I don’t mean to imply that all of my customers were rude, or that they all spoke to me like I was a dolt. On the contrary; most of them were very polite, kind, and complimentary. In any given shift, I always got about five comments on what a nice smile I had or how friendly I was, and I always had a number of tables who would leave me very generous tips. I engaged in pleasant banter with many of my customers, especially the regulars, and for the most part enjoyed making them happy with good service. There was, however, always a vocal minority of customers who were jerks, and treated either me or my co workers like we were scum, and it is to them I am speaking in the previous two paragraphs. The issue of subtle prejudice, though, is one that I think is far more universal than many of us would feel comfortable acknowledging. I am an extremely polite and open-minded person, but before I became a waitress, I really did have a quiet default assumption that the people who worked in Duane Reade, the cashiers at the pizza place, and the blue-eyed girls who waited on my tables were lower class, and probably not as intelligent or well educated as I was. This didn’t mean that I treated them rudely, but as unhappy as I am to admit it, I definitely looked down on them in certain ways.

Now that I have been in both worlds, I realize that the perception of servers as inferior is totally undeserved. People in service jobs are just like everyone else, with accomplishments and ambitions and lives. If anything, the people I worked with were some of the most upstanding, funny, intelligent, and kind-hearted people I know. When I first started work, they all, without exception, welcomed me and trained me and helped me when I made mistakes. Apart from their good natures and remarkable lack of competitiveness, I am also in awe of my co workers’ work ethics. Most of them immigrated to this country within the last ten years, and have learned English as their second (or in the Bengalis’ case, sixth) language. Many of them have families who depend on them fully for this income, and many of them have one or two other jobs to make ends meet. Their lives are full and interesting and rich; over the course of four months, I learned about Macara’s modeling career, Camilla’s aspirations to go to medical school, Abid’s career as an engineer in Bangladesh, Martha’s DIY projects on her fixer-upper home, Kayla’s passion for art, and Hila and Carolina’s surprising shared aspiration to become veterinary nurses. I personally am a psychology student, and hope to one day earn a doctorate and become a therapist.

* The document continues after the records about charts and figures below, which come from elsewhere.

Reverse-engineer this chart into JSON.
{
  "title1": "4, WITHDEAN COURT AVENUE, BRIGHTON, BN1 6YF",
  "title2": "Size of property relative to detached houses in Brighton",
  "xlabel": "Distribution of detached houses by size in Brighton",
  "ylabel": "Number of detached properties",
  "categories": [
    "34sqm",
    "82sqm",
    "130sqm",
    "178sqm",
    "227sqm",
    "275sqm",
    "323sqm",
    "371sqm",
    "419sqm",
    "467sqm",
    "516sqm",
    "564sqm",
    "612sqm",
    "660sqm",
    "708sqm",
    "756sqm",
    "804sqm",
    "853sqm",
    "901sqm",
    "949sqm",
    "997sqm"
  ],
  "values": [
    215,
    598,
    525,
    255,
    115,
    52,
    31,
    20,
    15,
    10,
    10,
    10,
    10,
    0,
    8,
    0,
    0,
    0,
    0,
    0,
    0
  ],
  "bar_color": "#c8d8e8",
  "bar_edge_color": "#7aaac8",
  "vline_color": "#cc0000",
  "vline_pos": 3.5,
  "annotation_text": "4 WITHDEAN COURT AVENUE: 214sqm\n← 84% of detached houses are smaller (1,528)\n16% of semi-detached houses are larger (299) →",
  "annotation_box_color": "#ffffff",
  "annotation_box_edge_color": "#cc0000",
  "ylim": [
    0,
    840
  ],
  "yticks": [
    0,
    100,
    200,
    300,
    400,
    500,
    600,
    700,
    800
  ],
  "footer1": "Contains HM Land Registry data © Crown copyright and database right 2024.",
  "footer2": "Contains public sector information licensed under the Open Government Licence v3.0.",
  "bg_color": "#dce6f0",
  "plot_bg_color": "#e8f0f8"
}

Waitressing was not the unfortunate pit-stop I expected it to be. On the contrary, being a waitress was a huge growth experience for me, and ended up being one of the most interesting and thought-provoking things I have done in the past year. But the best part about it was that it allowed me to become friends with this incredible group of people, and spend my days laughing and joking with them. Getting to know my co workers shattered all of my stereotypes, and taught me better than any article ever could that server is far from synonymous with stupid.